LAGOA DO BARRO (PI) E SÃO PAULO – Vinte e uma cidades nas quais os votos dos moradores foram para candidatos que perderam as eleições de deputado federal, em 2018, ficaram sem um centavo do orçamento secreto. O modelo criado no governo do presidente Jair Bolsonaro para garantir apoio no Congresso transferiu aos parlamentares R$ 53,5 bilhões nos últimos dois anos e meio.
Levantamento feito pelo Estadão revelou que nenhum deputado ou senador mandou dinheiro para essas cidades, transformadas em “desertos políticos” por falta de representantes que as defendam no Legislativo. Após a aliança de Bolsonaro com o Centrão, a partilha do orçamento secreto deixou fora do repasse de verbas 179 municípios do País.
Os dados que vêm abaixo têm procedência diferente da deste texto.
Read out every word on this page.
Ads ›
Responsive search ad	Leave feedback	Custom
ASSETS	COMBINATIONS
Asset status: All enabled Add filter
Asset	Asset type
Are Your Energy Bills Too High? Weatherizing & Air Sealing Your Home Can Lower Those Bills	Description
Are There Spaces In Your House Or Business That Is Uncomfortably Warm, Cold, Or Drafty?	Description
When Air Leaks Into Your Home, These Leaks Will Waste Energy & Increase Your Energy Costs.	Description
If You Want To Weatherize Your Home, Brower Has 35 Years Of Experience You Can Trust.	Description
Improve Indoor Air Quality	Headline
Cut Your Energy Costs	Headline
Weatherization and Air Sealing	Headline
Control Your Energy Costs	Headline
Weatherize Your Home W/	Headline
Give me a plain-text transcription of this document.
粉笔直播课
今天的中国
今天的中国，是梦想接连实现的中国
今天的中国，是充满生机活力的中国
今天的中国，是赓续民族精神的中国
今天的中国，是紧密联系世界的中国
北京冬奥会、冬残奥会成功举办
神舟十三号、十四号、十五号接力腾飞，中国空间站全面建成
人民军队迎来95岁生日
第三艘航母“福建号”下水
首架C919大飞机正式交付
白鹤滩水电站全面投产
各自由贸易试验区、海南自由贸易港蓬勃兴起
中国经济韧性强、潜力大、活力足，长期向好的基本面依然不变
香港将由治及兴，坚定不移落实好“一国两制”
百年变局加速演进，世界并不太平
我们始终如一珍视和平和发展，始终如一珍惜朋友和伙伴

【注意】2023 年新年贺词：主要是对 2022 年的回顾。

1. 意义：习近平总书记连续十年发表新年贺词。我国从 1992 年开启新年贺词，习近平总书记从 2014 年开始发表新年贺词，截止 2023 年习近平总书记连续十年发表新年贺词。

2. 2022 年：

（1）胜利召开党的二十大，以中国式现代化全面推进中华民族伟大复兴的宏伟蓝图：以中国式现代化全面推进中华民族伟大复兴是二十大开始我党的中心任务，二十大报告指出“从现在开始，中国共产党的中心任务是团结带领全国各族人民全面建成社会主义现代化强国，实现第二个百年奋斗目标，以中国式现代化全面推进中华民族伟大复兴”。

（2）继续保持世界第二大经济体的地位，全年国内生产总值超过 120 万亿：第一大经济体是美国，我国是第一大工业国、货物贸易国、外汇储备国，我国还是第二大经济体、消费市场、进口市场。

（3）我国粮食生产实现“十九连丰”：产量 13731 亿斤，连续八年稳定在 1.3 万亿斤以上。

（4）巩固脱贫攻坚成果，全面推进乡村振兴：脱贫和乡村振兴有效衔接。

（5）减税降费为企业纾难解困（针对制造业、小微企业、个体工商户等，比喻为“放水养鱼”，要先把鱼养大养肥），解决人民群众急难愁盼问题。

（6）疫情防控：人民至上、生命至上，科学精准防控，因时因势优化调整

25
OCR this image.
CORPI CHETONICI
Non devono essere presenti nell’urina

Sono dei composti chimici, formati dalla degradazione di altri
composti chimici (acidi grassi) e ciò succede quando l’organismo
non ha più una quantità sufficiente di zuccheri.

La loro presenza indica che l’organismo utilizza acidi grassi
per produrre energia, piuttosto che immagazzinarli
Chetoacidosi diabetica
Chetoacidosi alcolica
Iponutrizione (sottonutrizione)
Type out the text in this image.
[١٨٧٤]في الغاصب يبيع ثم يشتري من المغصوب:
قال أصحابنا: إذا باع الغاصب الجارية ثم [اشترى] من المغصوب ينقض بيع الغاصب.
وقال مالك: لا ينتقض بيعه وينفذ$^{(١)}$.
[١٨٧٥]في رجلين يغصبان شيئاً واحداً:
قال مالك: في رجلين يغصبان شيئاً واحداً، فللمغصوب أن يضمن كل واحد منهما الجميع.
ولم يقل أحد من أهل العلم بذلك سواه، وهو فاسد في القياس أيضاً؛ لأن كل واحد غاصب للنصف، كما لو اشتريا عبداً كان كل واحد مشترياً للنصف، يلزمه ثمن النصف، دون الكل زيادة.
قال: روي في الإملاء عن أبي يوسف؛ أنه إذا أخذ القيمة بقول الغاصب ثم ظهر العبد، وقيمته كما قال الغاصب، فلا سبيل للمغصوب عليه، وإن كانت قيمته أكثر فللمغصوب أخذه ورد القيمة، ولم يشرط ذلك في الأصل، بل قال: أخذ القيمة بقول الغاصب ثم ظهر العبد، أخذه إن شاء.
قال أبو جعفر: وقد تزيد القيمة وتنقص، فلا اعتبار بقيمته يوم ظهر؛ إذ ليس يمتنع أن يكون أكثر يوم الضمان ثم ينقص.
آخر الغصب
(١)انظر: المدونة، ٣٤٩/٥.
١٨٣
Nessas cidades, ignoradas pela distribuição do dinheiro federal, vivem 1,2 milhão de pessoas.
A série “Desertos Políticos” mostrou que o critério eleitoreiro para a divisão de recursos contraria a Constituição e as leis orçamentárias, pois os repasses teriam de levar em conta as condições socioeconômicas das cidades.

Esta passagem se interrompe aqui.